Cognitive dissonance: cognitive dissonance is an internal tension related to a person's system of thoughts, beliefs, emotions and attitudes, when several of these contradict each other. This contradiction generates discomfort that the learner wishes to resolve by changing attitudes or opinions.
Constructivist approach and socio-constructivist approach: constructivism is a theory of learning developed by Piaget in reaction to the behaviourism that limited learning to the stimulus-response association. It is based on the premise that the learner's knowledge is not a copy of reality, but a model that is built up over time, and is therefore led to evolve. The person learns from a previous conception, which he renews according to the pedagogical situations in which he finds himself.

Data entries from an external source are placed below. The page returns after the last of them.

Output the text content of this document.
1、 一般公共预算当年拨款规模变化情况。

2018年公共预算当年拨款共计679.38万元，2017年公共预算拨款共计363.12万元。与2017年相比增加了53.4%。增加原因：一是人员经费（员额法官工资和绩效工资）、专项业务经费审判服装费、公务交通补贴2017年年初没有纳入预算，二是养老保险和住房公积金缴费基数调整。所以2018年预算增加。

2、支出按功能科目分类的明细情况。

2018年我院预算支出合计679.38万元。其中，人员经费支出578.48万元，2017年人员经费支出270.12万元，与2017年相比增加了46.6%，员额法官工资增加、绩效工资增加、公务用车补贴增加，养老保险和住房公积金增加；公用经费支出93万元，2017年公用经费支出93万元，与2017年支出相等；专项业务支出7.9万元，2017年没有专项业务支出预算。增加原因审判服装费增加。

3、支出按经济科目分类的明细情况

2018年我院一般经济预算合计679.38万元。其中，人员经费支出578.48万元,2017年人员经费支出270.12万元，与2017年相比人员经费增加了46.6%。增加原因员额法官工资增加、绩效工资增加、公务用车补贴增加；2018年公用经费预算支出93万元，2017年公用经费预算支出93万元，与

In the socio-constructivist approach, developed more particularly by Vygotsky, the construction of knowledge takes place in a social framework, through social interactions.
Mind map: a mind map is a mental map that visually represents the associative path of thought.
Institutionalization: during institutionalization, the educator recognizes the learning achieved during the previously proposed pedagogical situations (a situation-problem, a debate) and assigns them a status of knowledge. This stage thus makes it possible to validate the knowledge acquired, to manage uncertainties (by agreeing on the work accomplished) and to build a common culture within the group of pupils.
Problem situation: a problem situation is provocative according to the main obstacles to overcome. We consider in Anicare the definition of a problem situation in a wide manner: it is a pedagogical activity related to the development of a task designed to help the student discover solutions to a problem. Solving the problem should lead to the acquisition of new skills. The problem situation can be: a real case study, a proposal requiring a debate of proof, a philosophical question generating a philosophical debate, a dilemma generating a debate.
Significant professional situation: significant professional situations (SPS) represent the key situations which, when mastered, are sufficient to give an account of all the competencies mobilized in the work.
Socially acute question: this is defined according to three levels of alertness (Legardez & Simonneaux, 2006): (1) liveliness in society: it gives rise to contradictory debates between social actors, mobilizes values and arguments, (2) liveliness in reference knowledge: it mobilizes actors in the scientific and technical fields with an destabilised scientific paradigm conflict, (3) liveliness in school knowledge.
Socio-cognitive conflict: interactions between peers are considered to be at the source of cognitive development provided that they give rise to socio-cognitive conflicts. Social interaction is constructive insofar as it introduces a confrontation between divergent conceptions. The person then becomes aware of his or her own thinking in relation to that of others. He/she is then led to reconsider it.